Perancangan Sistem Prediksi Penyakit pada Tanaman Padi Berbasis Image Processing Menggunakan Algoritma VGG-16 Transfer Learning dan K-Means Segmentation Hidayat, Jose Julian; Setyowati, Cindy; Werdana, Aditya Pratama
Journal of Practical Computer Science Vol. 5 No. 1 (2025): Mei 2025
Publisher : DPPM Universitas Pelita Bangsa

Show Abstract | Download Original | Original Source | Check in Google Scholar | DOI: 10.37366/jpcs.v5i1.5759

Abstract

Early diagnosis of foliar diseases is essential for improving crop yields as diseases in rice plants can significantly affect agricultural production.

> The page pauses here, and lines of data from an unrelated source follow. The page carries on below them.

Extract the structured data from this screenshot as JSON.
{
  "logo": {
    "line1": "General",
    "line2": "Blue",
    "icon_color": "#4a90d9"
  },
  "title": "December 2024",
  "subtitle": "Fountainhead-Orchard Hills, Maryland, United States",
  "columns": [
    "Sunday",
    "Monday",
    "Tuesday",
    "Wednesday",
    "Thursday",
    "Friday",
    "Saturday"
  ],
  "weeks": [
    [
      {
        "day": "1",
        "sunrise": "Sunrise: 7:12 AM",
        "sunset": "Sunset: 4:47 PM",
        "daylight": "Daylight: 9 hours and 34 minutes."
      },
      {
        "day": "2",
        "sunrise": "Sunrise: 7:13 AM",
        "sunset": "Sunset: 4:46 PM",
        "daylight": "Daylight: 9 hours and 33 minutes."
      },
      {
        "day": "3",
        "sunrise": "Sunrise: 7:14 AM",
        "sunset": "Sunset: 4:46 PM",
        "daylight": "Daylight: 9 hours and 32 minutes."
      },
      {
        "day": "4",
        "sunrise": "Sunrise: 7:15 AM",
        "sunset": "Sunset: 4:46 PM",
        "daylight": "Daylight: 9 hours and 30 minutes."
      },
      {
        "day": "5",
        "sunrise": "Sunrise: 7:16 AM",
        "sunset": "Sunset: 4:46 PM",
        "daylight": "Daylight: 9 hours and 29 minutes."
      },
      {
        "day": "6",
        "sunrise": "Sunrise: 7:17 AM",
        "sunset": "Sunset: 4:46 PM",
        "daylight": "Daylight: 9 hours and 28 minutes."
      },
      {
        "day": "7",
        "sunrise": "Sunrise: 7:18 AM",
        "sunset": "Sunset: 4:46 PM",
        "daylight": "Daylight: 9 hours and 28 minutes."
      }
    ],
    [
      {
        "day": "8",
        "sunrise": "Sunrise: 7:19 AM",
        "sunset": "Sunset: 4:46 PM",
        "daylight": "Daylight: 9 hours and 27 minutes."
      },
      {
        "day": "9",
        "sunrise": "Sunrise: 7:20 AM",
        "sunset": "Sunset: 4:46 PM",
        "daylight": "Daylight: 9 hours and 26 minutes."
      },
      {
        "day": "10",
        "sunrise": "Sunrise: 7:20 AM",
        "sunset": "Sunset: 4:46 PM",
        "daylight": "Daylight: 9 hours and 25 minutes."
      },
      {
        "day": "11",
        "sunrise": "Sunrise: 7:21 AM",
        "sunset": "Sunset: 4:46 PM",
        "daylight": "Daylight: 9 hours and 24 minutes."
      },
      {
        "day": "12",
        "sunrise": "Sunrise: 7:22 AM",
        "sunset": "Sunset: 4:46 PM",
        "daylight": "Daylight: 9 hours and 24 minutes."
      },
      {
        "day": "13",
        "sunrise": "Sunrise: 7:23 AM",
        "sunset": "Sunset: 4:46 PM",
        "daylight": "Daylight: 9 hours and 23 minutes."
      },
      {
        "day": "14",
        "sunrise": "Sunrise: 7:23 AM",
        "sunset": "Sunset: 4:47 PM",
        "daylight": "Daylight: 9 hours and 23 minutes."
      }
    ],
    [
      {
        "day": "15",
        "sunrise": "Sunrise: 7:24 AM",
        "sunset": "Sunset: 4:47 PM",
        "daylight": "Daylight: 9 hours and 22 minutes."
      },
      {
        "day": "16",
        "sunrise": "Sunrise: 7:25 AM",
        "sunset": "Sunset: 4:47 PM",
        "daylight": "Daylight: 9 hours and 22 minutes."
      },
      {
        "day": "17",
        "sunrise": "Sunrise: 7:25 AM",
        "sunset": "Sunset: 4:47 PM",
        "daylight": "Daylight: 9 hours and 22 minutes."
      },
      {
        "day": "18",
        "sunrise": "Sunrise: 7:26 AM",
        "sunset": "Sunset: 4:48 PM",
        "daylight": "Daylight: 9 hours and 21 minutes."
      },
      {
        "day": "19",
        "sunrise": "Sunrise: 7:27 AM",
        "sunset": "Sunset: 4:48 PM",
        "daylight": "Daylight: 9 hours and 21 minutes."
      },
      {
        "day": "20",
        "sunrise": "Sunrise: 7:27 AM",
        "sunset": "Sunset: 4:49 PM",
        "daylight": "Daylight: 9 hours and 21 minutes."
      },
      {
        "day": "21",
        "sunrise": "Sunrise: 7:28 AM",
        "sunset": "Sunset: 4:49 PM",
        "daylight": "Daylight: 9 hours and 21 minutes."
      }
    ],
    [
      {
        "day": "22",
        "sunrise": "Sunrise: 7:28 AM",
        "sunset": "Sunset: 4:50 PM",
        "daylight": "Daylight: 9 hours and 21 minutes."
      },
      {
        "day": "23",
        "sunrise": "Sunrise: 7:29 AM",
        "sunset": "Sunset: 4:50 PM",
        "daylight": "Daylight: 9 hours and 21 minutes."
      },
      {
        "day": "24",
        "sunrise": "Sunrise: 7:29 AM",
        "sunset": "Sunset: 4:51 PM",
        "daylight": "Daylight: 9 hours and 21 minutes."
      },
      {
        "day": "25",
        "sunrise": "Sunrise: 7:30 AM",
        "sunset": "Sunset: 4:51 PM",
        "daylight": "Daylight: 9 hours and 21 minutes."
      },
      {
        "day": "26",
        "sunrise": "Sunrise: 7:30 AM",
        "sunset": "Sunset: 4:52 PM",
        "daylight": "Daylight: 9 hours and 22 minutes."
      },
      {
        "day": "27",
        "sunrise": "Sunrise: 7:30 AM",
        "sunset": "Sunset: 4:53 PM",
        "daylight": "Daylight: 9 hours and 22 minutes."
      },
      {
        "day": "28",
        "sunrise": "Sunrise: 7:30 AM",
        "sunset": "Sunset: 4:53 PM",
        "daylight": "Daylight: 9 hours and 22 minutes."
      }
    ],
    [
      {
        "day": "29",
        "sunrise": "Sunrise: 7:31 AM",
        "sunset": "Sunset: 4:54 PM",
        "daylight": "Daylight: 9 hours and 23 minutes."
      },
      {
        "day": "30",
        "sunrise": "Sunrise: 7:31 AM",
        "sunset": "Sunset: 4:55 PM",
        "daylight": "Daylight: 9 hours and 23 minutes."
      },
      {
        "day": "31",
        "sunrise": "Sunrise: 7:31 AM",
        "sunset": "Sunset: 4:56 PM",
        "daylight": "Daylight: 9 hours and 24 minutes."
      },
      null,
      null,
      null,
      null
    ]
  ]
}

By using Transfer Learning techniques on an enhanced VGG-16 model along with K-Means segmentation, this study suggests a deep learning-based approach for rice leaf disease diagnosis. Due to its outstanding ability to extract features from digital photos, VGG-16 was chosen to capture important information about the leaf surface that may indicate the presence of disease. To separate contaminated regions from the background and enable more precise and effective identification, K-Means segmentation was used as a preprocessing step. The dataset used in this experiment contains a wide variety of photos of different categories of diseases on rice plants. According to the experimental data, this approach can identify the type of disease on the leaves very accurately the accuracy can exceed 90%. By concentrating on key regions of the image, K-Means improves the detection performance. When compared to conventional methods, these results show how this combination strategy can improve the accuracy of rice leaf disease diagnosis. The use of this system is expected to help agronomists and farmers to monitor plant health efficiently, thereby increasing agricultural yields. In this study, the VGG-16 method and K-Means segmentation were combined to create a rarely used image-based automatic diagnosis system simultaneously on rice plants. This method has been shown to have higher accuracy than previous methods.